Uganda: Poor TelecomService - Commission Boss Faults Law

Kampala — The weak communications act coupled with the growing subscriber numbers have been faulted for the poor performance of the telecom operators.

Speaking on the sidelines of the launch of the 2rd Annual Communications Innovation Awards (AICA) in Kampala last week, Eng. Godfrey Mutabazi, ED Uganda Communications Commission (UCC) said that the current communications act is not strong enough to drive the industry.

"The content in the current law is still lacking. The British, American and even the Kenyan laws have moved on because they anticipated the future. That is where we should go and I hope it will be actualized soon," he said.

The survey by the regulator conducted between July and October 2012 showed the performance trends for dropped and blocked call rates - parameters set out by UCC were largely below average.

No network complied with UCC limits for dropped calls parameters which was at 2% in Kampala, Mukono and Gulu (Northern Uganda) while the highest registered dropped call rate was 9.63% from the UTL network in Mukono town near Kampala.

The performance went even lower when it came to blocked call rate. In Kampala, Mbarara, Mukono, Jinja, Gulu and Kasese no network complied with UCC limits and the highest registered blocked call rates were those of the UTL network at 31% in Mukono and 31.5% in Jinja town. The UCC limit parameter is at 2%.

The UCC parameter for successful call completion rate was at 99% and the networks performed better. The highest successful call completion rate, 99% was registered on UTL network in Masaka.

Mutabazi said, "The performance is still far below the standard. Its only Orange Telecom that came up better, the rest of the operators were below average."

Mutabazi also added that the increase in the subscriber numbers that have not been matched by improvement of infrastructure have also compounded the situation.
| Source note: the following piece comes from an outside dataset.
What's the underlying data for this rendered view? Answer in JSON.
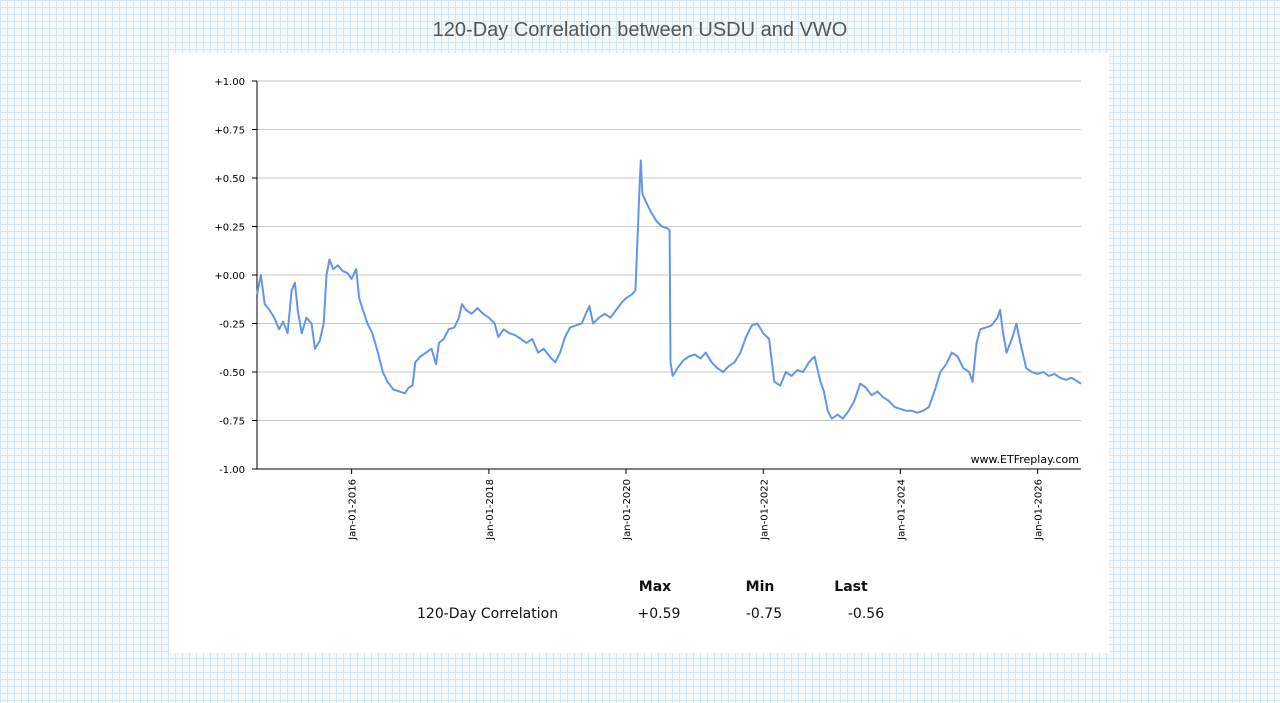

"This is where we now have issues of poor quality of service. Just two years ago, we had about 12 million subscribers, now we have 16 million. That load has come onto a network that has not expanded its infrastructure," Mutabazi added.

The report conducted in eight major towns also attributed the major cause of poor service to vandalism.

The UCC report states that MTN and Airtel networks reported several incidents of network vandalism from January 2012 to date, causing network outages in some towns.

"The MTN outage reported that they realized 543 hours across the country between July and October. Of these, 183 hours were lost due to fibre cuts by unknown individuals while 132 hours of MTN service delivery were affected by road works," the report reads in part.